Palin hacker appeal rejected

A federal appeals court will not overturn the conviction of a 24-year-old found guilty last year of illegally accessing the personal email account of Sarah Palin while she was a vice presidential candidate.

David Kernell, who is free from jail after serving time at a federal prison camp in Kentucky, lost his appeal to have one of his convictions, for obstruction of justice, thrown out. He did not file an appeal against the other count under which he was found guilty, for the unauthorized access of electronic information.

Kernell, the son of Mike Kernell, a member of the Tennessee House of Representatives, was convicted of the two charges by a Knoxville jury in April.

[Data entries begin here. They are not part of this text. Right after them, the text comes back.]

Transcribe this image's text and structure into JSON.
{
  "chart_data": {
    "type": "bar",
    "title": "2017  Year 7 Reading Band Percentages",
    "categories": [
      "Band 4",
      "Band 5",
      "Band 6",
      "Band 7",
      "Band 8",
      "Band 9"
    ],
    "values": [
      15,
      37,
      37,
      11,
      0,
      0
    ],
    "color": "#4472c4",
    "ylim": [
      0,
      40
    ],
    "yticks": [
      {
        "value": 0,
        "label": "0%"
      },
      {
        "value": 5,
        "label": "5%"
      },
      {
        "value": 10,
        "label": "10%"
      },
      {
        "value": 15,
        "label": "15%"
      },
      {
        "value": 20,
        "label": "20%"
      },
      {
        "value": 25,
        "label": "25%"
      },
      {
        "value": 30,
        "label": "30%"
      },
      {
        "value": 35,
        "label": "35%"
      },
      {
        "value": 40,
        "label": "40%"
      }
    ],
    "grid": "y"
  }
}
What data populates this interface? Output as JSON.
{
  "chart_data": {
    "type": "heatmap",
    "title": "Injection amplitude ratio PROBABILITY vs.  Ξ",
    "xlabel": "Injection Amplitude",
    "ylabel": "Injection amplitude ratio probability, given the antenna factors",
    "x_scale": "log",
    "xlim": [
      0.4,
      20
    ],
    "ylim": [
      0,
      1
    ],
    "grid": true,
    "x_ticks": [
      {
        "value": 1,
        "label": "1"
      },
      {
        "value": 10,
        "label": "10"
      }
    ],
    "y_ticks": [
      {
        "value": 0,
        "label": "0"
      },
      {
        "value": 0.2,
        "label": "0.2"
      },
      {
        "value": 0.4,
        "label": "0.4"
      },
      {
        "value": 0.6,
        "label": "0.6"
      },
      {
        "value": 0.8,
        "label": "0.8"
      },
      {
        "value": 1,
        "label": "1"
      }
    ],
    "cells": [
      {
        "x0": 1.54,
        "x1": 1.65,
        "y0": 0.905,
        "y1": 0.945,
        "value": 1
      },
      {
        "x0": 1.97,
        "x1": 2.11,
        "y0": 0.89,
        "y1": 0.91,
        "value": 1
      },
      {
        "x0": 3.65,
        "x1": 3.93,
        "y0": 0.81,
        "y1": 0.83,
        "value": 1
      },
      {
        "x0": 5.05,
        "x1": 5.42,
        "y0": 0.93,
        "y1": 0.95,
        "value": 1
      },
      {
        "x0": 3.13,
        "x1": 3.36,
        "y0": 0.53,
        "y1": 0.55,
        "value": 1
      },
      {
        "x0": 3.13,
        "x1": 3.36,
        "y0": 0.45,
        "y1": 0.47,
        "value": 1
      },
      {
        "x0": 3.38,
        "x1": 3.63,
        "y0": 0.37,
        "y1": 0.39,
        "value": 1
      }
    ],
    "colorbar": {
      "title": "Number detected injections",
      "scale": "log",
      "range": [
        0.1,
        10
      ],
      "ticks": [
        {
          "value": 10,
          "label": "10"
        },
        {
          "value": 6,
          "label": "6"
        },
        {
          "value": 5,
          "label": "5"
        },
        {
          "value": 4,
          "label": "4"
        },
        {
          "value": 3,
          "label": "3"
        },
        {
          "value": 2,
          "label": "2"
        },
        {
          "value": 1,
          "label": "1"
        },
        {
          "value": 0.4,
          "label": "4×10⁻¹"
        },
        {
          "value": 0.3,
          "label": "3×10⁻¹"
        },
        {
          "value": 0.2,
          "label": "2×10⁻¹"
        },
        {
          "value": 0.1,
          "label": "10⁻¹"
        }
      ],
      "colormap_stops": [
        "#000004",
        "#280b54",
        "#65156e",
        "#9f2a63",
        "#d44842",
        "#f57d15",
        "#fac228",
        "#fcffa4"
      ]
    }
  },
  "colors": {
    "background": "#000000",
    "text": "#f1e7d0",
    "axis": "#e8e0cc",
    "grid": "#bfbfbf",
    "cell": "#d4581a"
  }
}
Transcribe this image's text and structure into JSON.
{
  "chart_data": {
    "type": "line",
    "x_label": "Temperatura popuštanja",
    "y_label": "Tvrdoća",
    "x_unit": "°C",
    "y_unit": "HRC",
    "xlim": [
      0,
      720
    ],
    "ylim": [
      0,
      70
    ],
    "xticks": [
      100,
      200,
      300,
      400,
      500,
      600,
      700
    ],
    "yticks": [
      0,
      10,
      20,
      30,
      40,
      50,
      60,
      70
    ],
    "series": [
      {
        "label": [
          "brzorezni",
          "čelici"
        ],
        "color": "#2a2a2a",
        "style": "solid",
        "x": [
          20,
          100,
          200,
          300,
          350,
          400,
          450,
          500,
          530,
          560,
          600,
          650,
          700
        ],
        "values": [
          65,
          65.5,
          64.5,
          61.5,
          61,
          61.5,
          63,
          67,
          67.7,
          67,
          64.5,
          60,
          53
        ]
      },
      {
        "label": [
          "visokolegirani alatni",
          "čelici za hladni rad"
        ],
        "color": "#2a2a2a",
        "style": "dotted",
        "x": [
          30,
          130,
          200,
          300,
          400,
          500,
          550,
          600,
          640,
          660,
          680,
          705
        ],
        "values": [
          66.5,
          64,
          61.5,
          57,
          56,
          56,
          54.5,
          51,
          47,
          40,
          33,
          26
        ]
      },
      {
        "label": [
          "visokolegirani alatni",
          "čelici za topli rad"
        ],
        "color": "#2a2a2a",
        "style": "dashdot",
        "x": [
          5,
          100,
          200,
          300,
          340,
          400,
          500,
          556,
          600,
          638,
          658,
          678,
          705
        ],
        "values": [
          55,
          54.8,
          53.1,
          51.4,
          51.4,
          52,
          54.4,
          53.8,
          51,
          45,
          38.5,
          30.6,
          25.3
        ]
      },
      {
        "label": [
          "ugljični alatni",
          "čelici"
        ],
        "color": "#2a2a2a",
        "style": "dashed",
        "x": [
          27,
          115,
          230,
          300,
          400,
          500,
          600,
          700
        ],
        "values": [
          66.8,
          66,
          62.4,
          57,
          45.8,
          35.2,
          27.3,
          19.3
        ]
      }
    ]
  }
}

He was a 20-year-old economics student at the University of Tennessee in 2008 when he hacked his way past security questions to access then-Alaska Gov. Palin's personal email account. He gained access by providing Palin's birth date and ZIP code to Yahoo's password retrieval system. At that time, she had been recently recruited to run as vice president in the 2008 presidential bid of Sen. John McCain, R-Ariz.

Once Kernell got into Palin's personal account, he published messages from it. Subsequently, anticipating an FBI investigation, he attempted to disguise his activities by deleting evidence from his computer, which resulted in the obstruction-of-justice charge. Despite deleting his web browser's cache and defragmenting his hard drive, the FBI still found a connection to Palin's email account, including a letter he posted to the message board 4chan touting his hack, according to court documents.

Kernell's lawyers argued to a three-judge appeals panel that the portion of the Sarbanes-Oxley Act under which he was convicted was “unconstitutionally vague,” and that it was unconstitutional to convict someone for obstruction of justice before an investigation was initiated, according to court documents.

The panel ruled on Monday, however, that Kernell's acknowledging online that he anticipated an investigation supported the conviction.

"Kernell expressly states [posting on 4chan] that he deleted the information on his computer out of a fear that the FBI would find it, plainly showing that he took his actions with the intent to hinder an investigation," according to the judges' ruling.

Kernell's attorney, Wade Davies, has said Kernell's access of Palin's account was merely a prank, according to reports. Davies could not be reached for comment.